Hipofizdeki tümörlerin %30-40’nı prolaktinomadan oluşmaktadır ve kadınlarda daha sıktır. Hipofizdeki tümörün çapı 1 cm’den büyük ise makroadenom küçük ise mikroadenom denilir ve çoğu mikroadenomdur. Bu tümörler göz sinirine bası yapabildiği için önem taşırlar. Tanı konulduğunda genelde kadınların büyük çoğunluğu mikroadenom iken, erkekler makroadenom halindedir ve göz sinirine baskı yapabilir. Göz sinirine baskı yapmış olan prolaktinomalılarda baş ağrısı (%50), görme alanı kaybı ve sakarlıklarla sık olarak karşılaşılır. Yine makroadenomlularda diğer hipofiz hormonlarında oluşabilecek eksikliklere bağlı şikâyetler olabilir.
Tanı
Saydığımız şikayetlerden bir veya birkaçı bulunan kişilerde teşhis için serum prolaktin düzeyi ölçülür. Yaklaşık 15 dakikalık aralıklarla salgılandığından yarım saat ara ile ölçülmesi daha sağlıklı bir sonuç getirecektir. Beraberinde alışılagelen tetkiklerde planlanmalıdır. İlaç kullanımı özellikle araştırılmalıdır. Prolaktin düzeyinde yükseklik varsa bunun tiroid yetmezliğinden kaynaklanıp kaynaklanmadığını anlamak için tiroid hormonlarına bakılır. Kadınlarda gebelik testi unutulmamalıdır. Eğer prolaktin yüksek tespit edilmiş ise, hipofizde tümör olup olmadığını anlamak için hipofiz MR tetkiki, yoksa tomografi yapılabilir. Hipofizde tümör varsa hipofizin diğer hormonları incelenmelidir. Büyük tümör varsa görme alanı incelemesi şarttır.
Tedavi
Prolaktin yüksekliği olan hastalarda ilk tercih ilaç tedavisidir. Endokrin ve metabolizma hastalıkları uzmanının uygun göreceği ilaç (Türkiye’de kabergolin ve bromokriptin mevcuttur) verilecektir. Bu ilaçların en sık rastlanan yan etkileri; bulantı, tansiyon düşmesi, halsizlik, nadiren depresyon ve kabızlıktır. İlacın dozu yavaş yavaş artırılarak ve gece alınması tercih edilerek yan etkiler nispeten azaltılabilir. İlaç tedavisiyle hem serum prolaktin düzeyi normale gelir ve hem de tümör küçülmeye başlar.

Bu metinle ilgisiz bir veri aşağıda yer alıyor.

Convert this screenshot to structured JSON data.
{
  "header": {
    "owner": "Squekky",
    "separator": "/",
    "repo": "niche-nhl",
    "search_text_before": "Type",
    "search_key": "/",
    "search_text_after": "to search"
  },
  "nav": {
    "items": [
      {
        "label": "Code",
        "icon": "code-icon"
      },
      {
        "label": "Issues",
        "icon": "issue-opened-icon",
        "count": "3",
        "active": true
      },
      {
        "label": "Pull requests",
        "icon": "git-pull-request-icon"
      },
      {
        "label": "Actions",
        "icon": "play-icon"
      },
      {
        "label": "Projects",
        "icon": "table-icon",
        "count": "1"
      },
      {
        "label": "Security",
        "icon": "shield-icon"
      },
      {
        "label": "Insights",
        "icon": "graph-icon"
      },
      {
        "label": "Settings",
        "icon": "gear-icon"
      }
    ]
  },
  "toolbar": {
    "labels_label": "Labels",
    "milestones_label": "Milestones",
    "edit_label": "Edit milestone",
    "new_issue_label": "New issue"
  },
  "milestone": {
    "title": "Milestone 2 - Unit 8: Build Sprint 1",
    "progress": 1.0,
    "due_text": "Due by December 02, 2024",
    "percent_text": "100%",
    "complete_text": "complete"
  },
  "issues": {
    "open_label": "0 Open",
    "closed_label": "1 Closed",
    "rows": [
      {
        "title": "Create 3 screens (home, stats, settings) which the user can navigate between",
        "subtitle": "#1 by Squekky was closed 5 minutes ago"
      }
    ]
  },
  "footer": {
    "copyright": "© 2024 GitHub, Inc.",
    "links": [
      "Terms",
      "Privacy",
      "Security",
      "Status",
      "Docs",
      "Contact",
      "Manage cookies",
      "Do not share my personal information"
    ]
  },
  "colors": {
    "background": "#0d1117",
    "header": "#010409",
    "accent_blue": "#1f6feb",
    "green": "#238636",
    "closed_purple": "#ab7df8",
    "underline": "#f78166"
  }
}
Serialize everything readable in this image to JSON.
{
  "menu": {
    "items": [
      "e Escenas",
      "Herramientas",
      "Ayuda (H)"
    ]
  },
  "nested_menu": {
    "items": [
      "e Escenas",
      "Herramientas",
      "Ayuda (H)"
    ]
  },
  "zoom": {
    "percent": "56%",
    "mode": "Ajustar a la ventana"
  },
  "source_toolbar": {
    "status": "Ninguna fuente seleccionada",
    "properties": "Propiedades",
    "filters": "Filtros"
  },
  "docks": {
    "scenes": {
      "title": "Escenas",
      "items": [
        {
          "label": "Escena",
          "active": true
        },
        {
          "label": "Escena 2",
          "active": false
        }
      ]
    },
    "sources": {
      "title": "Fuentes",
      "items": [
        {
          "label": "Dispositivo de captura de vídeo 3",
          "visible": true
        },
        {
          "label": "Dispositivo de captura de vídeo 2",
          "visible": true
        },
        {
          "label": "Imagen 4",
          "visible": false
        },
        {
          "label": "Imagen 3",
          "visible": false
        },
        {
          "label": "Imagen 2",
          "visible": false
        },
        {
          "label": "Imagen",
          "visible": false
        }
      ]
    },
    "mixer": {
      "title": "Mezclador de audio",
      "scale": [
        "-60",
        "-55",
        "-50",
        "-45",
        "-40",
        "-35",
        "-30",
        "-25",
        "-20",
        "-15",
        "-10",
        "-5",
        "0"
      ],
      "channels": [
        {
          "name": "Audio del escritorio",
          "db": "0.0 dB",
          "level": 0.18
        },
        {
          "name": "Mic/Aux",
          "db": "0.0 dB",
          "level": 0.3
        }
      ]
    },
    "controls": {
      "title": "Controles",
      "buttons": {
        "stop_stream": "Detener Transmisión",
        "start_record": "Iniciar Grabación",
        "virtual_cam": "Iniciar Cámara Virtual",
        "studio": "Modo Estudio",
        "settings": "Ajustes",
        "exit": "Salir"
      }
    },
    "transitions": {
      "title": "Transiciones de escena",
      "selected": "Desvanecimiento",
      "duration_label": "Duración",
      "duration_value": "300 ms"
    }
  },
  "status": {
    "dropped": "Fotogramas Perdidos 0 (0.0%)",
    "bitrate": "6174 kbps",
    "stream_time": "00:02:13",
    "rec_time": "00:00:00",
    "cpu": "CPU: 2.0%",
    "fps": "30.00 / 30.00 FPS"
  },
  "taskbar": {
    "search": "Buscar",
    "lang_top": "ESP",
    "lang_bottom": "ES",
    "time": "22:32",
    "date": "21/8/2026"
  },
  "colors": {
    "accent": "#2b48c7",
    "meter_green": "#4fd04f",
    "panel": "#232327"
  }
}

En az iki yıllık tedaviyi takiben, tümör boyutlarında en az %50’lik küçülme sağlandığında mikroadenomu olan hastalarda cabergoline ya da bromokriptin dozu yavaşça azaltılarak hasta değerlendirilir. Tümör büyükse tedavi kesilmeksizin ilaca devam edilmelidir.
Gebelik isteyenlerde bromokriptin ilacı tercih edilmekte olup gebelik gerçekleşince emzirme bitimine kadar ilaç kesilmelidir. Gebelik sırasında mikroadenomun büyüme riski %1 civarındadır. Şikâyet olmadıkça bu hastalarda görme alanı ya da prolaktin düzeyi takibine gerek yoktur.
İlaç tedavisini tolere edemeyen, tedaviye dirençli ya da gittikçe büyüyen, hipofiz köküne ciddi bası yaptığı belirlenmesi gibi durumlarda makroadenomaya cerrahi tedavi düşünülmelidir.
Bu operasyon hipofiz konusunda deneyimli beyin cerrahisi uzmanı ile endokrinoloji uzmanının bir araya gelerek oluşturacakları fikir doğrultusunda planlanmalıdır.